The average size of infrastructure transactions completed in 2015 stands at a record USD528 million, and the majority (51 per cent) of surveyed fund managers said they are finding it more difficult to find attractive investment opportunities compared to a year ago. Valuations and deal flow were each cited as key concerns by the highest proportion of investors (38 per cent). Nevertheless, fund managers are confident in their ability to deploy capital, with 77 per cent stating that they intended to deploy more capital in 2016 than last year.
Investors increasingly seem to be trusting in the ability of seasoned managers to find good value opportunities. More than half (52 per cent) of the capital raised by unlisted infrastructure funds in 2015 was secured by the six largest funds to close in the year. Furthermore, 44 per cent of investors said they will not invest in first-time funds in the coming year, the highest proportion ever.
Eighteen percent of institutional investors said that their investments had exceeded their expectations in 2015, up from 3 per cent at the end of 2014. However, 24 per cent felt their investments in 2015 had fallen short of expectations, up from 14 per cent a year ago.
Unlisted infrastructure funds distributed a record USD34 billion to investors in 2014, and the first half of 2015 saw a further USD22 billion in capital distributions. This is the first time that the flow of distributions has exceeded the equity called up for new investments, which equalled USD17 billion in H1 2015.
Nearly half (48 per cent) of investors plan to invest more capital in infrastructure in 2016 compared to 2015. In the longer term, 91 per cent of investors plan to increase or maintain their infrastructure allocations, down from 100 per cent at the end of 2014.

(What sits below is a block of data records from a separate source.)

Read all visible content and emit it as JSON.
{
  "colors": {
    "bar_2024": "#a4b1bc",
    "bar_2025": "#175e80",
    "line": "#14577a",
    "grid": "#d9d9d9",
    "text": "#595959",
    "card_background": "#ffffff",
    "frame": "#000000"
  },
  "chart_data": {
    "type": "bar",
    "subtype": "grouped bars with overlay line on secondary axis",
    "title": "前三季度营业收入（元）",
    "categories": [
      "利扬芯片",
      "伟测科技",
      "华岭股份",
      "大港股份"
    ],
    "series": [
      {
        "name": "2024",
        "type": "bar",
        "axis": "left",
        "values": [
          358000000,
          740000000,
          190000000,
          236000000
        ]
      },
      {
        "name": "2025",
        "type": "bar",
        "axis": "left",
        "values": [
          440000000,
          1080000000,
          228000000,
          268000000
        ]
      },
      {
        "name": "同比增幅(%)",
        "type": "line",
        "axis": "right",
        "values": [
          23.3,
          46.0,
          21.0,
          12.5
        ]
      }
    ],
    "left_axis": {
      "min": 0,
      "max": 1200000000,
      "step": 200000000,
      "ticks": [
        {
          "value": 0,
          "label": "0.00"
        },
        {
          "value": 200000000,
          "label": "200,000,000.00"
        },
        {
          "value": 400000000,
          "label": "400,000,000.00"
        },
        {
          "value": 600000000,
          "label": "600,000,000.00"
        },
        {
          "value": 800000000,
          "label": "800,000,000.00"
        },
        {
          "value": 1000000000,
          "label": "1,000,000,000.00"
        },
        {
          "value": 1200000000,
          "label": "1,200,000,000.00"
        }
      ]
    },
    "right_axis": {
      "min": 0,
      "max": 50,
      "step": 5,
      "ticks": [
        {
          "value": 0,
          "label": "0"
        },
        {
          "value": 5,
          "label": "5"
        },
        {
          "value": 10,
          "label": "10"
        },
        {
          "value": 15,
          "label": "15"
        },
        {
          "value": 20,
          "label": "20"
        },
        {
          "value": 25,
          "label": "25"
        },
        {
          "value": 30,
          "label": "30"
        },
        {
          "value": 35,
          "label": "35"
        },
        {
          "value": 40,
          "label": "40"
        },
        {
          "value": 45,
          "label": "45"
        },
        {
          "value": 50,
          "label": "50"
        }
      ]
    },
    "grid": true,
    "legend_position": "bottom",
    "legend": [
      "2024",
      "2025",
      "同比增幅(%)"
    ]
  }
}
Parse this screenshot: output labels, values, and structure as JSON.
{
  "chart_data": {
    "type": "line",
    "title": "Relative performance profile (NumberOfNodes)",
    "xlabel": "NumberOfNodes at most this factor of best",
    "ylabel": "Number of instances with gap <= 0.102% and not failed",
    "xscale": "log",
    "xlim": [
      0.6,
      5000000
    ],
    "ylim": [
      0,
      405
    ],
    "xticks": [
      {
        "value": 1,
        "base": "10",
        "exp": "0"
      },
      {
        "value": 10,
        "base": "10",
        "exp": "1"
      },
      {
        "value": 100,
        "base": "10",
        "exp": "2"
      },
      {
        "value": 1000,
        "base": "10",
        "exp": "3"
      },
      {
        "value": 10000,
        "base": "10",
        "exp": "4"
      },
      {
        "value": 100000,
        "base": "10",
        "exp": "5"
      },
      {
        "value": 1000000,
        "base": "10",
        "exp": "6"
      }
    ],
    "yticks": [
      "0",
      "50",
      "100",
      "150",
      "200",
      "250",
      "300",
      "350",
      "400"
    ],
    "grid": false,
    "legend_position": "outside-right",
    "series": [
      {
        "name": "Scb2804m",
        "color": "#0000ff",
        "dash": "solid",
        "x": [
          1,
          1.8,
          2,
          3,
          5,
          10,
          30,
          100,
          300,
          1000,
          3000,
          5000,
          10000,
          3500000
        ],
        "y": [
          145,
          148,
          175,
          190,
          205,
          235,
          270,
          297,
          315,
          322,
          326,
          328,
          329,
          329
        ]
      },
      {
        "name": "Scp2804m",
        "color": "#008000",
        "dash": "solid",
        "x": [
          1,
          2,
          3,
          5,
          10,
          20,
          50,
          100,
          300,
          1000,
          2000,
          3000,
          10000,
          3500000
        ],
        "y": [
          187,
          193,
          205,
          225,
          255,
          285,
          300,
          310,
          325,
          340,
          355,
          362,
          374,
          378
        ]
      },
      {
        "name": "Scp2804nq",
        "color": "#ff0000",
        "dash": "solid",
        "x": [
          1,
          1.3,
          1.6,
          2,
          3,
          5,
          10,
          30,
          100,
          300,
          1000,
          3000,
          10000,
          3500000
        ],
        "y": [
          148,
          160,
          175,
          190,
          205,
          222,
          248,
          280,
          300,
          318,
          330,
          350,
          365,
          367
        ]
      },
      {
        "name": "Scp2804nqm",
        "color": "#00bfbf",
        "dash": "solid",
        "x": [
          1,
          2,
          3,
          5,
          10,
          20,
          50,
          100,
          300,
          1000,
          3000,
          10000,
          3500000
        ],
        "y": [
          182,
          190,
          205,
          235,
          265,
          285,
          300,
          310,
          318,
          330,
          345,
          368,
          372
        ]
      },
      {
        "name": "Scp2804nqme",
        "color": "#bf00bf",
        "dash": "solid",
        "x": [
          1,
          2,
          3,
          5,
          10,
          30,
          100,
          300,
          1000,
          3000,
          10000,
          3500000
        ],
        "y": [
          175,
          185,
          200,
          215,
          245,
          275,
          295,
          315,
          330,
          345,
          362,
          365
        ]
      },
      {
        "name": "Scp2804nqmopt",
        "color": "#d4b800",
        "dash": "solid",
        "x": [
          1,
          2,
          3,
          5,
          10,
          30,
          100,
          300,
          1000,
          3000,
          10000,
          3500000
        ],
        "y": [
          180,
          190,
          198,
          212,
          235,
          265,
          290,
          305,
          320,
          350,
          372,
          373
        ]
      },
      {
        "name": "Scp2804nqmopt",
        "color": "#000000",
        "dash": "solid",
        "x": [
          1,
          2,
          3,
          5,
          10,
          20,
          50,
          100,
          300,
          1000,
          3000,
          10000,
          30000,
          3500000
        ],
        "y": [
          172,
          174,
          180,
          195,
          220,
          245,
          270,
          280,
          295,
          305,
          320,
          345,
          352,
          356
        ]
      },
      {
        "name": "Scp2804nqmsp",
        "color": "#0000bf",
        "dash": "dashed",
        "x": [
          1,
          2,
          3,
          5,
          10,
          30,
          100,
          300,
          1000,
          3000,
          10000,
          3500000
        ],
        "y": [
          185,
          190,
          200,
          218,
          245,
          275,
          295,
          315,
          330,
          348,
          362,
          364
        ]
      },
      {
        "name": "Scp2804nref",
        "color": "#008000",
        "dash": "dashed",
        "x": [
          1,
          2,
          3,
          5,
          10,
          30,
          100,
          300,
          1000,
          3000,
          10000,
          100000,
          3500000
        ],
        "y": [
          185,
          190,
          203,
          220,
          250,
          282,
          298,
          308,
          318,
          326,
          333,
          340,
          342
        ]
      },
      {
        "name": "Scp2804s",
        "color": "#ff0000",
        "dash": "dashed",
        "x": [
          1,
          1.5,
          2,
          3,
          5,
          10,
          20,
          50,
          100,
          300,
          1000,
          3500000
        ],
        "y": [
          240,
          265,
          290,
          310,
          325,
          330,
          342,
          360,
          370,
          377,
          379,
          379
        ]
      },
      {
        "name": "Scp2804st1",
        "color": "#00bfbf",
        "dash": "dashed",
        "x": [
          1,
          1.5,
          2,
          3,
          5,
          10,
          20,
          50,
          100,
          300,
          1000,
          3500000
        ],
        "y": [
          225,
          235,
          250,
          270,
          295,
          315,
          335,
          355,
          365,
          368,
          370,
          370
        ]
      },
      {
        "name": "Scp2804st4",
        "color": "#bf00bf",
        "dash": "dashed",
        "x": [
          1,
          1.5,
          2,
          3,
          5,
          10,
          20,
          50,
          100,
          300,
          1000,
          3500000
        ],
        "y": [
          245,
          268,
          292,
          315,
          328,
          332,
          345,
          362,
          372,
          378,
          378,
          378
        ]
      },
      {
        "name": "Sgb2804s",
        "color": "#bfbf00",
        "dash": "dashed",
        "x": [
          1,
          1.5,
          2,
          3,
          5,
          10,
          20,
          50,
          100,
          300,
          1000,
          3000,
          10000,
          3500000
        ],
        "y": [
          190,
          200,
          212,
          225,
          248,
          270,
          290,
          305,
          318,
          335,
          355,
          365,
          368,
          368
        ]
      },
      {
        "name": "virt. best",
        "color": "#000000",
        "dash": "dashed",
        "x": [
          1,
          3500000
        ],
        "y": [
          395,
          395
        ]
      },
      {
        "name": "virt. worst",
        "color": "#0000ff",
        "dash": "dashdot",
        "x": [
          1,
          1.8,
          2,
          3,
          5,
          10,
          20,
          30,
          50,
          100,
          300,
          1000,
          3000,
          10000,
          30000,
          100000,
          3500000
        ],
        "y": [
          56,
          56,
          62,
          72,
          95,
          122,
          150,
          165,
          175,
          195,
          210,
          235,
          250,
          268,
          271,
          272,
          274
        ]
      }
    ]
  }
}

Almost three-quarters (74 per cent) of surveyed fund managers stated that they have seen an increase in investor appetite over the past year, while only 4 per cent said they were seeing less.
After deal flow (38 per cent) and valuations (38 per cent), the largest proportion of infrastructure investors (32 per cent) cited performance as a key issue in 2016. Conversely, only 2 per cent of fund managers anticipate achieving performance objectives as a challenge in 2016.
“The infrastructure market has seen steady growth over the past few years, and the asset class now forms a fixture of many institutional investors’ portfolios,” says Andrew Moylan, Head of Real Assets Products at Preqin. “Overall, investor sentiment is positive, and the record levels of distributions from funds over the past two years have allowed an increased level of capital to be re-invested into the asset class. With many investors planning to invest more capital in both the short- and long-term, infrastructure could see increased capital inflows through 2016.
“This increase in available capital, though, has put pressure on fund managers to find opportunities at attractive pricing, and many are finding it harder to put capital to work effectively. Investors are also increasingly concerned about the ability of the managers they invest with to find value in the market, and we are seeing more capital being allocated to the managers with the longest track records.”